Source files: src/blq/query.py, src/blq/storage.py, src/blq/services/, src/blq/serve.py
BlqStorage¶
Module: blq.storage
Low-level storage interface backed by BIRD (DuckDB tables + content-addressed blobs). Query methods return DuckDBPyRelation objects -- call .df() for DataFrame or .fetchall() for tuples.
Construction¶
from blq.storage import BlqStorage
storage = BlqStorage.open() # auto-find .bird from cwd
storage = BlqStorage.open("/path/to/.bird") # explicit path
Supports context manager:
Properties¶
| Property | Type | Description |
|---|---|---|
path |
Path |
Path to .bird directory |
connection |
duckdb.DuckDBPyConnection |
Underlying DuckDB connection |
Data Checks¶
storage.has_data() -> bool # any runs exist
storage.has_runs() -> bool # alias for has_data()
storage.has_events() -> bool # any parsed events exist
Run Queries¶
All runs with aggregated event counts, newest first. Columns:run_id, source_name, source_type, command, tag, started_at, completed_at, exit_code, cwd, executable_path, hostname, platform, arch, git_commit, git_branch, git_dirty, ci, event_count, error_count, warning_count.
Event Queries¶
storage.events(
run_id: int | None = None,
severity: str | list[str] | None = None,
limit: int | None = None,
) -> DuckDBPyRelation
storage.errors(run_id: int | None = None, limit: int = 20) -> DuckDBPyRelation
storage.warnings(run_id: int | None = None, limit: int = 20) -> DuckDBPyRelation
storage.event(run_serial: int, event_id: int) -> dict[str, Any] | None
storage.error_count(run_id: int | None = None) -> int
storage.warning_count(run_id: int | None = None) -> int
Status¶
storage.status() -> DuckDBPyRelation # blq_status() summary
storage.source_status() -> DuckDBPyRelation # per-source latest run
Output¶
storage.get_output(run_id: str | int, stream: str | None = None) -> bytes | None
storage.get_output_info(run_id: str | int) -> list[dict[str, Any]]
stream accepts 'stdout', 'stderr', 'combined', or None (any).
SQL¶
Withoutparams, returns a relation.
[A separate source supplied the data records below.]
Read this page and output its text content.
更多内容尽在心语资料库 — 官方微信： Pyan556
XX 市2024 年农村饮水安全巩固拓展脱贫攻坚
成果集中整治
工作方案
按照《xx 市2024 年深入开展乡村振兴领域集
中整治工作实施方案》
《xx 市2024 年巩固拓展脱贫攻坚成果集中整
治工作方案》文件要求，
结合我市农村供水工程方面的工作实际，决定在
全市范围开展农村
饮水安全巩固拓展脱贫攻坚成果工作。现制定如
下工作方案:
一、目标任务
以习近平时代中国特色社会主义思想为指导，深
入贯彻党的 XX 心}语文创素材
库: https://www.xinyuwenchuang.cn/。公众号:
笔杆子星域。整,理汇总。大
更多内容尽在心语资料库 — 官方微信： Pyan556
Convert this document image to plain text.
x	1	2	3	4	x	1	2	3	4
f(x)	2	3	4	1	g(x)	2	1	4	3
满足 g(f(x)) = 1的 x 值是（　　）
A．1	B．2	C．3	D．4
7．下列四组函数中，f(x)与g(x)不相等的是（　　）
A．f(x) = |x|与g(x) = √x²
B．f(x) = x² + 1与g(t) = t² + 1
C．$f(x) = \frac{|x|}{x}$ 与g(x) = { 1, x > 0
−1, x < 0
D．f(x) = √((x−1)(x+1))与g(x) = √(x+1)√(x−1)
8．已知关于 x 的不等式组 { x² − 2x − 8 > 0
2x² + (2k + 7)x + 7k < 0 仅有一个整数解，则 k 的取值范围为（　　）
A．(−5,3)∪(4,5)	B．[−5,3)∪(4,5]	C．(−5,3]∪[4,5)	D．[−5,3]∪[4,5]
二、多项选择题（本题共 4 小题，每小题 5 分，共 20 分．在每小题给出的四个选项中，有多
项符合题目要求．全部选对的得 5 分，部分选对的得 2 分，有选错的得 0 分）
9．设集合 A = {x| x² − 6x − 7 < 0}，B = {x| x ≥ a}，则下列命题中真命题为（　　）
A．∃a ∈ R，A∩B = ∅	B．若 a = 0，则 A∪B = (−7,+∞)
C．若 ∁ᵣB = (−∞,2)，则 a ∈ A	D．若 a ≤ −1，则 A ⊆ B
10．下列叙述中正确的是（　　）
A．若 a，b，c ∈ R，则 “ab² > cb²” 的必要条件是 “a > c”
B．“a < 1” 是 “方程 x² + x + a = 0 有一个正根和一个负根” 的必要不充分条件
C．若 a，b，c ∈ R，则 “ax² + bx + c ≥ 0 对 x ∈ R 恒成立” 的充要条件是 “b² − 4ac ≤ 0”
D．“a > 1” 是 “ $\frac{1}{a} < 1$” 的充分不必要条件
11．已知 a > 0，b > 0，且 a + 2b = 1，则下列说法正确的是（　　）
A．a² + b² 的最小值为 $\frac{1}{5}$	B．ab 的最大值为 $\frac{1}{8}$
With params (using ? placeholders), returns a connection result. Both support .fetchall() and .fetchone().
Write Operations¶
storage.write_run(
run_meta: dict[str, Any],
events: list[dict[str, Any]] | None = None,
output: bytes | None = None,
) -> str # returns invocation UUID
run_meta keys: command, source_name, source_type, exit_code, started_at, completed_at, cwd, hostname, platform, arch, git_commit, git_branch, git_dirty, ci, environment.
Maintenance¶
storage.prune(days: int = 30) -> int # remove old data
storage.prune_by_max_runs(max_runs: int) -> int # keep N per source
storage.prune_by_size(max_size_mb: int) -> int # cap total output size
storage.cleanup_blobs() -> tuple[int, int] # (deleted, bytes_freed)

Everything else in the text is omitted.